The article mentions that the bit depth can be 16.
You may need more bits for HDR and some additional bits for precision. For example, screen pixels have an exponential intensity curve but image processing is best done in linear.
However, I wonder if floating-point is necessary, or even the best to use compared to using 32-bit fixed-point.
The floating-point format includes subnormal numbers that are very close to zero, and I'd think that could be much more precision than needed.
Processing of subnormal numbers is extra slow on some processors and can't always be turned off.
Did you miss the point of the article? JPEG-XL encoding doesn't rely on quantisation to achieve its performance goals.
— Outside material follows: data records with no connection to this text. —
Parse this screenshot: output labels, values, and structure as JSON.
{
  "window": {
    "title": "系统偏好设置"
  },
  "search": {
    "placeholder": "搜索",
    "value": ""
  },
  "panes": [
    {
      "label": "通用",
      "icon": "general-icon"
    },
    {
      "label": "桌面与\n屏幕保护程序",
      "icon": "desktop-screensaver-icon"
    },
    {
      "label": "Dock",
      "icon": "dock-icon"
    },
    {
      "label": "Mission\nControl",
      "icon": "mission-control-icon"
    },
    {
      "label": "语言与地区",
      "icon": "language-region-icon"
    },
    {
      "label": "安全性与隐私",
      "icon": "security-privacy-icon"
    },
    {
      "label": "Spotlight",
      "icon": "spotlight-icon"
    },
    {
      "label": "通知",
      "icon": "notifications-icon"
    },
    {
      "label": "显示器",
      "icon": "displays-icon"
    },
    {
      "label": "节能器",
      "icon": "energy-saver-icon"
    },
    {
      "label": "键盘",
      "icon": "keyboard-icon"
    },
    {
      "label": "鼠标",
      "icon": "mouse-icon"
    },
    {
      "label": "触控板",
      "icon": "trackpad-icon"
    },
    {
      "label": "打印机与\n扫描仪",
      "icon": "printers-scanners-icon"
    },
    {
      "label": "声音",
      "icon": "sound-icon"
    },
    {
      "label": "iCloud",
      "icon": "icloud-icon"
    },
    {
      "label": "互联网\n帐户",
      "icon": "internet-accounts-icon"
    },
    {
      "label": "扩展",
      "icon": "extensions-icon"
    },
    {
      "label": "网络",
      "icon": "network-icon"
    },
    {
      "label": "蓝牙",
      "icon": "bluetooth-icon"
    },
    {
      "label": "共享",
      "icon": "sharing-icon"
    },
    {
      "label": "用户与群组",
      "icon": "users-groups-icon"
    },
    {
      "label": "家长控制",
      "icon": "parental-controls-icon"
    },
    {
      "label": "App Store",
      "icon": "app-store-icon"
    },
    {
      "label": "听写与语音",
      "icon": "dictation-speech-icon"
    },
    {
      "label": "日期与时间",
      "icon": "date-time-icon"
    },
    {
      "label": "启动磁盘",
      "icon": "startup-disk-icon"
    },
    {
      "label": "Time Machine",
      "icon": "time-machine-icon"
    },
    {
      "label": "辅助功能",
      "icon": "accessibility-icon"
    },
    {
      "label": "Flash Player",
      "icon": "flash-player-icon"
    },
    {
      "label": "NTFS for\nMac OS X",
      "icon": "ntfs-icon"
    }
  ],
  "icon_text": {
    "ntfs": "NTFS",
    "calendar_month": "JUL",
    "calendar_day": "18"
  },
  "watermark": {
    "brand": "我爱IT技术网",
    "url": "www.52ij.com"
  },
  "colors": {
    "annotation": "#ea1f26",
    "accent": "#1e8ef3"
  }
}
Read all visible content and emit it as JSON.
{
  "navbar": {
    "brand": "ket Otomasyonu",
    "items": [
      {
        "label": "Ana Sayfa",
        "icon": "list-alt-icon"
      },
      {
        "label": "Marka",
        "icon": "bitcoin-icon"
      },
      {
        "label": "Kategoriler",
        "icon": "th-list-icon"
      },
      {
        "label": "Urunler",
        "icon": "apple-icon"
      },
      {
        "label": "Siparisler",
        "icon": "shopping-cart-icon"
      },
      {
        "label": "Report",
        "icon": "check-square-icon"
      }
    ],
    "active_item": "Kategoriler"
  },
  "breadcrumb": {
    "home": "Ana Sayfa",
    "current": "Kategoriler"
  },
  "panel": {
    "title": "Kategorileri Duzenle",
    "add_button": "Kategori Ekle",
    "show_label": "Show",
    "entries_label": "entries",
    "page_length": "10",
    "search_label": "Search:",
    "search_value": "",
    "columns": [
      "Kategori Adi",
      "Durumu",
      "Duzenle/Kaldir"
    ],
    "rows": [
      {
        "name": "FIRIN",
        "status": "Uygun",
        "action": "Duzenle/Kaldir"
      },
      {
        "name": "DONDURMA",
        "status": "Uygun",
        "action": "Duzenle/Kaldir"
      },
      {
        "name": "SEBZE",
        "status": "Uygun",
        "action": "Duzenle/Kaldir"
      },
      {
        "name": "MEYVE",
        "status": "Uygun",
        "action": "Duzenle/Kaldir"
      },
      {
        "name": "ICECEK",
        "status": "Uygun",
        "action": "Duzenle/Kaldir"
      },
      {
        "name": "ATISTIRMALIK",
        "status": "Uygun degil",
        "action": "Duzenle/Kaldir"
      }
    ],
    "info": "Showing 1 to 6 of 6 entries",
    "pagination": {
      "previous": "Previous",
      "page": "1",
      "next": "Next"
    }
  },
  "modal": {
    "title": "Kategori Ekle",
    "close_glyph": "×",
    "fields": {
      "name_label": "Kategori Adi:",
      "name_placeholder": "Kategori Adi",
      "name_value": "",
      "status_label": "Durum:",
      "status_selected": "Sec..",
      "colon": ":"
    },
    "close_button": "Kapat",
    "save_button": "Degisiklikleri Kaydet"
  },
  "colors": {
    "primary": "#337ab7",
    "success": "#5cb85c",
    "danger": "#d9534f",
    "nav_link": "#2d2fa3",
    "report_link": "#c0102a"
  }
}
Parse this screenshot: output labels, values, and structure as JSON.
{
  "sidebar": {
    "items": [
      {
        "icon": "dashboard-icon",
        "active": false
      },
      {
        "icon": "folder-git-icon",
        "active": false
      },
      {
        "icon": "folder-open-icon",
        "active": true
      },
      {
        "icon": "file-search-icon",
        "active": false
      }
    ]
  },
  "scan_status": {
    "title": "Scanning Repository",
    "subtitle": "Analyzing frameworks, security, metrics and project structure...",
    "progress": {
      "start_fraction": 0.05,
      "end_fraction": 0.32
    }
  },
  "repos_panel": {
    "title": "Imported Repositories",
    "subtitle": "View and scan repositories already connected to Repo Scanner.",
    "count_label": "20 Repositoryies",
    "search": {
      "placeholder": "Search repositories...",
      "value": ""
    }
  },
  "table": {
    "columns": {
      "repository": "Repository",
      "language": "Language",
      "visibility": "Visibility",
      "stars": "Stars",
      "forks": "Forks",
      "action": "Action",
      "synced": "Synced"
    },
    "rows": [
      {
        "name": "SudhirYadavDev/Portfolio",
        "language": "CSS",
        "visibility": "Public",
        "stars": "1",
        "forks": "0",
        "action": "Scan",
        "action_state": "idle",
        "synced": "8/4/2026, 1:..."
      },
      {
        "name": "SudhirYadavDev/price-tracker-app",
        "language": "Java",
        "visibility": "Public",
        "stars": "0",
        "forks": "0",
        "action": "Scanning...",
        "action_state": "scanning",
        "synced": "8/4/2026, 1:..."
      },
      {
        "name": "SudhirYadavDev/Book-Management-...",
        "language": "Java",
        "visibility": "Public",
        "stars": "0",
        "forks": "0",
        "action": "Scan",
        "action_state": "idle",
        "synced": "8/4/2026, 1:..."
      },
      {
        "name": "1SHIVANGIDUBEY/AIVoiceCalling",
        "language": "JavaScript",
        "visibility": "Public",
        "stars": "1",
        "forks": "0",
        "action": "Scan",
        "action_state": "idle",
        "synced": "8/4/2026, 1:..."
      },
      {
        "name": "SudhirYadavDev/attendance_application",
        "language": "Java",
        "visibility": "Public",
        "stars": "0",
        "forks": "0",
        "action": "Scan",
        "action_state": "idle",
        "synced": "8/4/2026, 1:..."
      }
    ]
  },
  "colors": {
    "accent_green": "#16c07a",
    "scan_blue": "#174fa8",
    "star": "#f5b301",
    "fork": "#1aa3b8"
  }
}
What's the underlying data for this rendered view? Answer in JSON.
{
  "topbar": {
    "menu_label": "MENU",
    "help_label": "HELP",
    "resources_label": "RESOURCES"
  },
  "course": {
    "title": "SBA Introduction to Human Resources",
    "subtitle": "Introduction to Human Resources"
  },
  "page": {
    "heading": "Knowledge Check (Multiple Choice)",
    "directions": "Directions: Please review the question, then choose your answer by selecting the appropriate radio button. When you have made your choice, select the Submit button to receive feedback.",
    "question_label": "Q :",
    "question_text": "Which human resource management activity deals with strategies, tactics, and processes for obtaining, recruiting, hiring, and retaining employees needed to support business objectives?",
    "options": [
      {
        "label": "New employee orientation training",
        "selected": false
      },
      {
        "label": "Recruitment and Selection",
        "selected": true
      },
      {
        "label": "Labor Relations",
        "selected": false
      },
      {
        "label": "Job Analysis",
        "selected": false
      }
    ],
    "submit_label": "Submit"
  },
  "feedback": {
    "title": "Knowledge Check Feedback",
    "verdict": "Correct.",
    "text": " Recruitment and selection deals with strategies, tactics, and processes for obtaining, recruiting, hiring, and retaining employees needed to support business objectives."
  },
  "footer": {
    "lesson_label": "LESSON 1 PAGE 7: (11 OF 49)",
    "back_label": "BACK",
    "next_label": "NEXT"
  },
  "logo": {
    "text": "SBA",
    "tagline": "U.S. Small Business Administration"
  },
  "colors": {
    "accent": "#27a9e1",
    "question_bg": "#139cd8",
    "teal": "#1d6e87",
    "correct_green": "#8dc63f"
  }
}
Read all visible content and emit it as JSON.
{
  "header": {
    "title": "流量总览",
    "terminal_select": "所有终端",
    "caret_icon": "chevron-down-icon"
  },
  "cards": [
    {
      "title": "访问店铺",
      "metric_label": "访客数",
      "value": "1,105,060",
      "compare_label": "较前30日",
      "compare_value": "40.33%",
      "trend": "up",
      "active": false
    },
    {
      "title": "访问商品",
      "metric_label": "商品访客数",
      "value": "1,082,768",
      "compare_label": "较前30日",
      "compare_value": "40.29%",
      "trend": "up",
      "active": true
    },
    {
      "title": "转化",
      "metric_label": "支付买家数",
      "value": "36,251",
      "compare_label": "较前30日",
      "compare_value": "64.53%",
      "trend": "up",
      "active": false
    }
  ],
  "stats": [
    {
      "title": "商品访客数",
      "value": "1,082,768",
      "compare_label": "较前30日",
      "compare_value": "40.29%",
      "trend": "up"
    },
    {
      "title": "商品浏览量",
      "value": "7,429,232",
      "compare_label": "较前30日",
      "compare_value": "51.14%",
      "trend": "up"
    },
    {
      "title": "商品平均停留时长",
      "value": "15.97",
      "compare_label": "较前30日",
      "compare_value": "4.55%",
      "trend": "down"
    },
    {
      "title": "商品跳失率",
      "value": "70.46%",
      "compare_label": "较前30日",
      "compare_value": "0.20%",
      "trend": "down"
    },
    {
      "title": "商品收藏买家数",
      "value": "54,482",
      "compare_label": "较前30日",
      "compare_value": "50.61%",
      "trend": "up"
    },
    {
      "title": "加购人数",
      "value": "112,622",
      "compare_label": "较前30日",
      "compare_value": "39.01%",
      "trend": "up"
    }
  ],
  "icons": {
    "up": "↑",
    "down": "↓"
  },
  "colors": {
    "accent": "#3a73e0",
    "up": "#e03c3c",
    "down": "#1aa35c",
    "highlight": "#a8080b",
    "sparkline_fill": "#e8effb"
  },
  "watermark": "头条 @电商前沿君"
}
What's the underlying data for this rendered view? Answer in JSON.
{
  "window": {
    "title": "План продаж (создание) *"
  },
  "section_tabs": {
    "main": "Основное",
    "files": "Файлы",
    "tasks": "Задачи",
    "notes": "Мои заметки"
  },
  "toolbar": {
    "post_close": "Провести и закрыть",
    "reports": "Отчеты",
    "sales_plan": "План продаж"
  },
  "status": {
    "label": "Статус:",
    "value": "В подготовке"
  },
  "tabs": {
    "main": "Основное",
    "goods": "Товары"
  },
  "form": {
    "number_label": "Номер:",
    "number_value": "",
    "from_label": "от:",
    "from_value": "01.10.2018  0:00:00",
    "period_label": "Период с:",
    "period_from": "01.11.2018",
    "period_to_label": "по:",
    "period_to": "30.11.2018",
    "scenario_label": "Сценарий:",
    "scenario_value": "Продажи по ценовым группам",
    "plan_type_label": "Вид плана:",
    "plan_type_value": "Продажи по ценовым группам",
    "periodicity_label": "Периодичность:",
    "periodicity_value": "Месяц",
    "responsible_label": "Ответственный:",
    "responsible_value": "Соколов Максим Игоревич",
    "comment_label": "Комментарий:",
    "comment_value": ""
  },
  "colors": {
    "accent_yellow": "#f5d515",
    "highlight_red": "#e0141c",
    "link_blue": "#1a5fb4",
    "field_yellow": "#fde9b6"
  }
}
Its a bit like how GPU shaders use floating point arithmetic internally but output quantised values for the bit depth of the screen.
Which is completely wrong by the way, JPEG-XL quantizes its coefficients after the DCT transform like every other lossy codec. Most codecs have at least some amount of range expansion in their DCT as well, so the values quantized might be greater bit depth than the input data.
The cliff notes version is that JPEG and JPEG XL don't encode pixel values, they encode the discrete cosine transform (like a Fourier transform) of the 2d pixel grid. So what's really stored is more like the frequency and amplitude of change of pixels than individual pixel values, and the compression comes from the insight that some combinations of frequency and amplitude of color change are much more perceptible than others
In addition to the other comments: you can have an internal memory representation of data be Float32, but on disk, this is encoded through some form of entropy encoding. Typically, some of the earlier steps is preparation for the entropy-encoder: you make the data more amenable to entropy-encoding through rearrangement that's either fully reversible (lossless), or near-reversible (lossy).
So 2^32 bit depth? 4 bytes seems an overkill.